NEW YORK - A federal appeals court on Thursday said Microsoft Corp and other companies cannot be forced to turn over customer emails stored on servers outside the United States.

The 3-0 decision by a panel of the 2nd US Circuit Court of Appeals in New York was a victory for privacy advocates, as well as for technology companies hoping to offer cloud computing and other services to customers around the world.

Circuit Judge Susan Carney said communications held by US service providers on servers located outside the United States are beyond the reach of domestic search warrants issued under the Stored Communications Act, a 1986 federal law. “Congress did not intend the SCA’s warrant provisions to apply extraterritorially,” she wrote. “The focus of those provisions is protection of a user’s privacy interests.”

Microsoft had been challenging a warrant seeking emails stored on a server in Dublin, Ireland, in a narcotics case.

It was believed to be the first US company to challenge a domestic search warrant seeking data held outside the country.
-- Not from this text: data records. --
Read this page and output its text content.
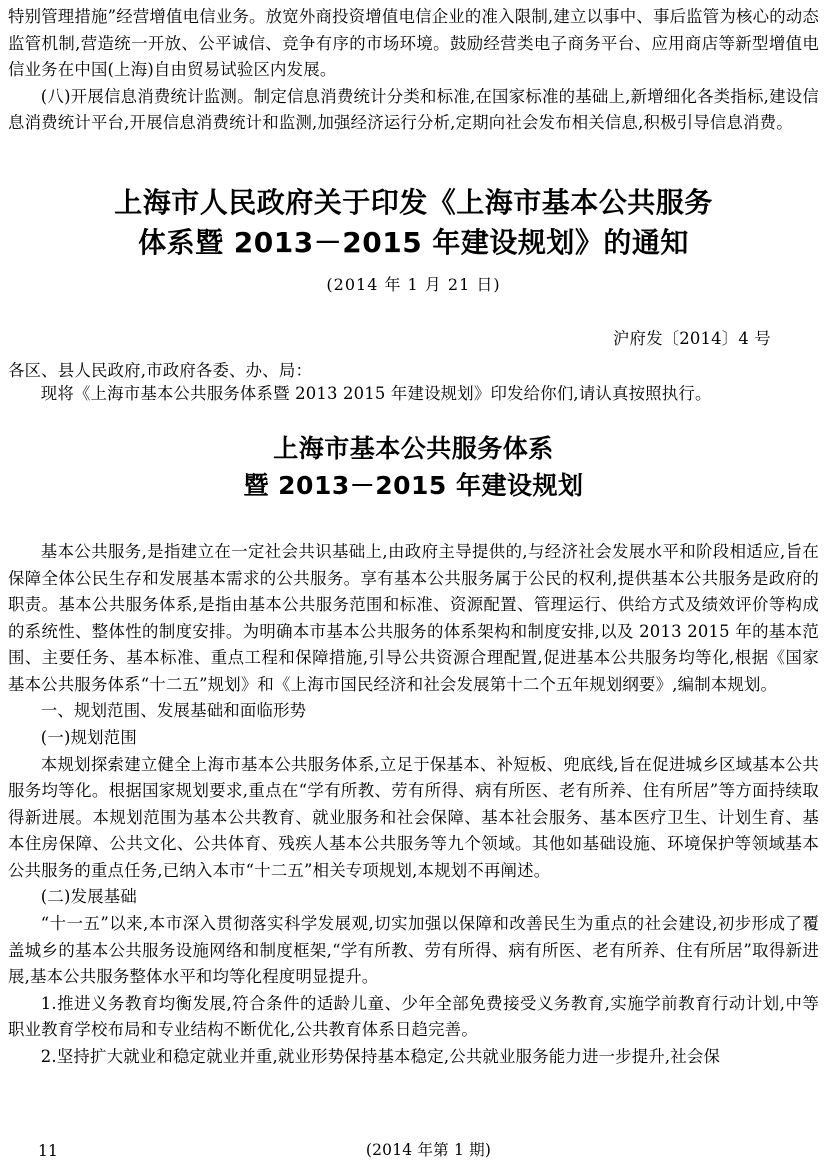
特别管理措施”经营增值电信业务。放宽外商投资增值电信企业的准入限制,建立以事中、事后监管为核心的动态监管机制,营造统一开放、公平诚信、竞争有序的市场环境。鼓励经营类电子商务平台、应用商店等新型增值电信业务在中国(上海)自由贸易试验区内发展。

(八)开展信息消费统计监测。制定信息消费统计分类和标准,在国家标准的基础上,新增细化各类指标,建设信息消费统计平台,开展信息消费统计和监测,加强经济运行分析,定期向社会发布相关信息,积极引导信息消费。

上海市人民政府关于印发《上海市基本公共服务
体系暨 2013－2015 年建设规划》的通知
(2014 年 1 月 21 日)
沪府发〔2014〕4 号
各区、县人民政府,市政府各委、办、局：

现将《上海市基本公共服务体系暨 2013 2015 年建设规划》印发给你们,请认真按照执行。

上海市基本公共服务体系
暨 2013－2015 年建设规划

基本公共服务,是指建立在一定社会共识基础上,由政府主导提供的,与经济社会发展水平和阶段相适应,旨在保障全体公民生存和发展基本需求的公共服务。享有基本公共服务属于公民的权利,提供基本公共服务是政府的职责。基本公共服务体系,是指由基本公共服务范围和标准、资源配置、管理运行、供给方式及绩效评价等构成的系统性、整体性的制度安排。为明确本市基本公共服务的体系架构和制度安排,以及 2013 2015 年的基本范围、主要任务、基本标准、重点工程和保障措施,引导公共资源合理配置,促进基本公共服务均等化,根据《国家基本公共服务体系“十二五”规划》和《上海市国民经济和社会发展第十二个五年规划纲要》,编制本规划。

一、规划范围、发展基础和面临形势
(一)规划范围

本规划探索建立健全上海市基本公共服务体系,立足于保基本、补短板、兜底线,旨在促进城乡区域基本公共服务均等化。根据国家规划要求,重点在“学有所教、劳有所得、病有所医、老有所养、住有所居”等方面持续取得新进展。本规划范围为基本公共教育、就业服务和社会保障、基本社会服务、基本医疗卫生、计划生育、基本住房保障、公共文化、公共体育、残疾人基本公共服务等九个领域。其他如基础设施、环境保护等领域基本公共服务的重点任务,已纳入本市“十二五”相关专项规划,本规划不再阐述。

(二)发展基础

“十一五”以来,本市深入贯彻落实科学发展观,切实加强以保障和改善民生为重点的社会建设,初步形成了覆盖城乡的基本公共服务设施网络和制度框架,“学有所教、劳有所得、病有所医、老有所养、住有所居”取得新进展,基本公共服务整体水平和均等化程度明显提升。

1.推进义务教育均衡发展,符合条件的适龄儿童、少年全部免费接受义务教育,实施学前教育行动计划,中等职业教育学校布局和专业结构不断优化,公共教育体系日趋完善。

2.坚持扩大就业和稳定就业并重,就业形势保持基本稳定,公共就业服务能力进一步提升,社会保

11	(2014 年第 1 期)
Thursday’s decision reversed a July 2014 ruling by then-Chief Judge Loretta Preska of the US District Court in Manhattan requiring Microsoft to turn over the emails. It also voided a contempt finding against the company.

The office of US Attorney Preet Bharara in Manhattan, which defended the warrant, declined to comment. Microsoft did not immediately respond to requests for comment. Microsoft’s case has attracted strong interest from the technology and media sectors. Dozens of companies, organizations and individuals filed briefs supporting the company’s appeal, including Inc , Apple Inc, Cisco Systems Inc, CNN , Fox News Network, Gannett Co and Verizon Communications Inc.

Microsoft had said the warrant could not reach emails on the Dublin server because US law did not apply there.

The Redmond, Washington-based company also said enforcing its warrant could spark a global “free-for-all,” where law enforcement authorities elsewhere might seize emails belonging to Americans and stored in the United States.

Federal prosecutors countered that quashing warrants such as Microsoft’s would impede their own law enforcement efforts.

But Judge Carney said limiting the reach of warrants serves “the interest of comity” that normally governs cross-border criminal investigations.

She said that comity is also reflected in treaties between the United States and all European Union countries, including Ireland, to assist each other in such probes.

Circuit Judge Gerard Lynch concurred in the judgment, and urged Congress to update the “badly outdated” 1986 law to strike a better balance between current law enforcement needs and users’ privacy interests and expectations.

He said the law as it stands lets Microsoft thwart an otherwise justified demand to turn over emails by the “simple expedient” of choosing to store them outside the United States. “I concur in the result, but without any illusion that the result should even be regarded as a rational policy outcome, let alone celebrated as a milestone in protecting privacy,” he wrote.

The case is In re: Warrant to Search a Certain E-Mail Account Controlled and Maintained by Microsoft Corp, 2nd US Circuit Court of Appeals, No. 14-2985.